The compiler just isn't clever enough. Conditional types that depend on generic parameters (like KeysOfType<T, string>) are generally treated by the compiler as somewhat opaque, and while you understand that KeysOfType<T, V> was specifically constructed so as to make sure that T[KeysOfType<T, V>] extends V is true, the compiler doesn't even try.
The most general solution available to us in cases like this is to use a type assertion.
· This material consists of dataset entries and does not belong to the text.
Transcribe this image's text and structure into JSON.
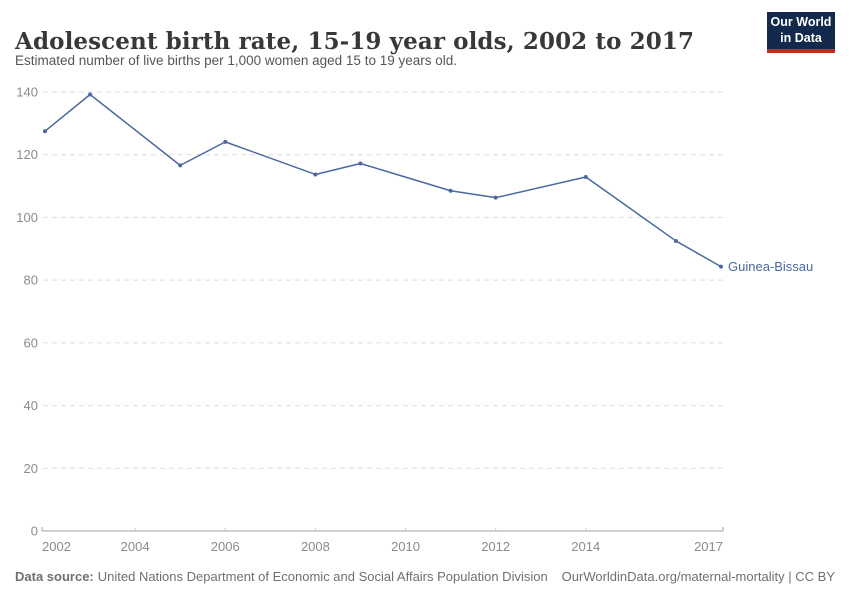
{
  "header": {
    "title": "Adolescent birth rate, 15-19 year olds, 2002 to 2017",
    "subtitle": "Estimated number of live births per 1,000 women aged 15 to 19 years old."
  },
  "logo": {
    "line1": "Our World",
    "line2": "in Data",
    "bg_color": "#12294B",
    "accent_color": "#C62A22"
  },
  "chart_data": {
    "type": "line",
    "series": [
      {
        "name": "Guinea-Bissau",
        "color": "#4B69A0",
        "x": [
          2002,
          2003,
          2005,
          2006,
          2008,
          2009,
          2011,
          2012,
          2014,
          2016,
          2017
        ],
        "y": [
          127.5,
          139.2,
          116.6,
          124.1,
          113.7,
          117.2,
          108.5,
          106.3,
          112.9,
          92.5,
          84.3
        ]
      }
    ],
    "title": "Adolescent birth rate, 15-19 year olds, 2002 to 2017",
    "xlabel": "",
    "ylabel": "",
    "xlim": [
      2002,
      2017
    ],
    "ylim": [
      0,
      140
    ],
    "xticks": [
      2002,
      2004,
      2006,
      2008,
      2010,
      2012,
      2014,
      2017
    ],
    "yticks": [
      0,
      20,
      40,
      60,
      80,
      100,
      120,
      140
    ],
    "grid": "horizontal-dashed",
    "legend_position": "end-of-line-label"
  },
  "footer": {
    "source_label": "Data source:",
    "source_text": "United Nations Department of Economic and Social Affairs Population Division",
    "link_text": "OurWorldinData.org/maternal-mortality | CC BY"
  },
  "colors": {
    "line": "#4B69A0",
    "grid": "#DEDEDE",
    "axis": "#A0A0A0",
    "tick": "#CCCCCC",
    "tick_label": "#8B8B8B",
    "title": "#383838",
    "subtitle": "#565656",
    "footer": "#716F6F"
  }
}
For example, you can tell the compiler not to worry, and to treat obj[p] as a string:
function getLen<T>(obj: T, p: KeysOfType<T, string>): number {
return (obj[p] as unknown as string).length;
// the type T[{ [P in keyof T]: T[P] extends string ? P : never; }[keyof T]]
// is so opaque to the compiler that we must widen to unknown
// before narrowing to string
}
Note that you are relieving the compiler of the duty of verifying type safety. You could just as easily had said obj[p] as unknown as boolean and the compiler would have believed you. So use this power with caution.
Another way to do a similar thing is to use a single function overload to distinguish between the generic conditional type as seen by the caller and the hopefully more tractable type as seen by the implementation:
// call signature, unchanged
function getLen<T>(obj: T, p: KeysOfType<T, string>): number;
// implementation signature... let's make p the generic type K
// and say that obj has keys K and values of type string
function getLen<K extends keyof any>(obj: Record<K, string>, p: K): number {
return obj[p].length;
}
The reason that it's similar to a type assertion is because the compiler allows you to make the implementation signature looser than the call signatures... if you're not careful you can lie to the compiler and you won't see a problem until runtime.
Okay, hope that helps. Good luck!